Nvidia hasn’t announced where the service will launch or who it’s partnering with, but the move signals a shift from being a behind-the-scenes provider to an active player in the self-driving race. Huang has already described robotics, including autonomous vehicles, as Nvidia’s second most important growth category after AI itself.
Mashable speed of light
No new GPUs
If you’ve been waiting for new consumer GPUs, you probably quickly noticed that there aren’t any. Nvidia didn’t announce any new GeForce cards, and that seems to be quite intentional. Instead, Huang spent most of the keynote talking about Rubin, Nvidia’s next-generation AI platform, which is already in full production.
Ruby is described as more than just a chip, but an entire system. GPUs, CPUs, networking, and storage are all designed together for a huge (and environment-changing) to calculate the requirements of modern AI models at data center scale. Nvidia identified this as important to keep up with the growing demand for AI, where training costs, power usage and bottlenecks are becoming existential issues.
The lack of gaming hardware shouldn’t be seen as a shame, but it’s clear that Nvidia is no longer driven by gamers. It’s been kind of clear that this has been going on for a while, but today’s conference really put the nail in the coffin. Instead, the company’s ambitions are driven by hyperscalers, governments, and anyone else trying to automate everything that moves.
“Open” AI, powered by Nvidia hardware
The third major step was Nvidia’s continued push to make itself inevitable through openness, or at least Nvidia’s version of it.
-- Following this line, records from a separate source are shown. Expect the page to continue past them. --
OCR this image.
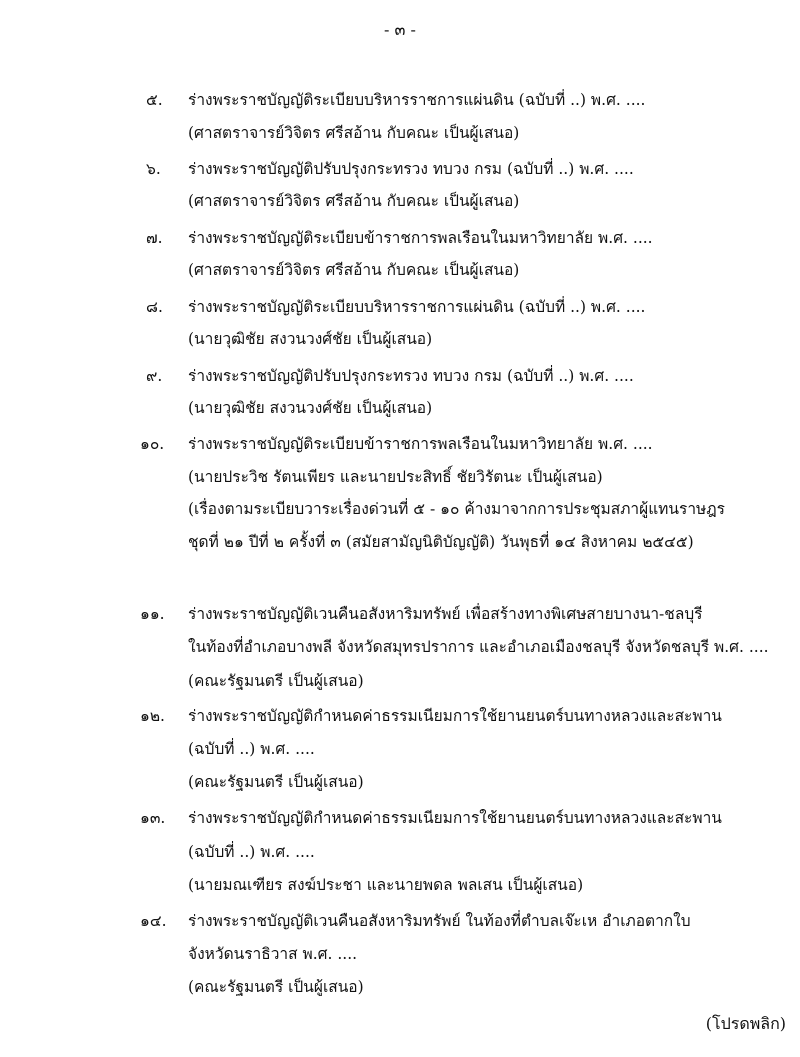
- ๓ -
๕. ร่างพระราชบัญญัติระเบียบบริหารราชการแผ่นดิน (ฉบับที่ ..) พ.ศ. ....
(ศาสตราจารย์วิจิตร ศรีสอ้าน กับคณะ เป็นผู้เสนอ)
๖. ร่างพระราชบัญญัติปรับปรุงกระทรวง ทบวง กรม (ฉบับที่ ..) พ.ศ. ....
(ศาสตราจารย์วิจิตร ศรีสอ้าน กับคณะ เป็นผู้เสนอ)
๗. ร่างพระราชบัญญัติระเบียบข้าราชการพลเรือนในมหาวิทยาลัย พ.ศ. ....
(ศาสตราจารย์วิจิตร ศรีสอ้าน กับคณะ เป็นผู้เสนอ)
๘. ร่างพระราชบัญญัติระเบียบบริหารราชการแผ่นดิน (ฉบับที่ ..) พ.ศ. ....
(นายวุฒิชัย สงวนวงศ์ชัย เป็นผู้เสนอ)
๙. ร่างพระราชบัญญัติปรับปรุงกระทรวง ทบวง กรม (ฉบับที่ ..) พ.ศ. ....
(นายวุฒิชัย สงวนวงศ์ชัย เป็นผู้เสนอ)
๑๐. ร่างพระราชบัญญัติระเบียบข้าราชการพลเรือนในมหาวิทยาลัย พ.ศ. ....
(นายประวิช รัตนเพียร และนายประสิทธิ์ ชัยวิรัตนะ เป็นผู้เสนอ)
(เรื่องตามระเบียบวาระเรื่องด่วนที่ ๕ - ๑๐ ค้างมาจากการประชุมสภาผู้แทนราษฎร
ชุดที่ ๒๑ ปีที่ ๒ ครั้งที่ ๓ (สมัยสามัญนิติบัญญัติ) วันพุธที่ ๑๔ สิงหาคม ๒๕๔๕)
๑๑. ร่างพระราชบัญญัติเวนคืนอสังหาริมทรัพย์ เพื่อสร้างทางพิเศษสายบางนา-ชลบุรี
ในท้องที่อำเภอบางพลี จังหวัดสมุทรปราการ และอำเภอเมืองชลบุรี จังหวัดชลบุรี พ.ศ. ....
(คณะรัฐมนตรี เป็นผู้เสนอ)
๑๒. ร่างพระราชบัญญัติกำหนดค่าธรรมเนียมการใช้ยานยนตร์บนทางหลวงและสะพาน
(ฉบับที่ ..) พ.ศ. ....
(คณะรัฐมนตรี เป็นผู้เสนอ)
๑๓. ร่างพระราชบัญญัติกำหนดค่าธรรมเนียมการใช้ยานยนตร์บนทางหลวงและสะพาน
(ฉบับที่ ..) พ.ศ. ....
(นายมณเฑียร สงฆ์ประชา และนายพดล พลเสน เป็นผู้เสนอ)
๑๔. ร่างพระราชบัญญัติเวนคืนอสังหาริมทรัพย์ ในท้องที่ตำบลเจ๊ะเห อำเภอตากใบ
จังหวัดนราธิวาส พ.ศ. ....
(คณะรัฐมนตรี เป็นผู้เสนอ)
(โปรดพลิก)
Huang has repeatedly emphasized that the company isn’t just selling hardware, it’s opening up AI models that developers can actually use, tweak, and implement (not to be confused with the ChatGPT developer. OpenAI:) Nvidia now has open models covering healthcare, climate science, robotics, embodied intelligence, logical AI, and autonomous driving, all of which have been trained on Nvidia supercomputers and released as basic building blocks. They have practically become the corn of technology.
Even personal AI agents got some stage time, with demonstrations of local agents powered by Nvidia’s DGX Spark hardware. Nvidia aims to be the platform under all AI systems, from massive data centers to personal desktops. It’s an elegant strategy to sell openness but still have the pipes.
Altogether, the keynote speech felt like a proclamation. Nvidia is no longer chasing CES hype cycles. It positions itself as the backbone of an AI-powered world where the most important announcements aren’t made on stage and the most impactful products aren’t designed to fit under your desk.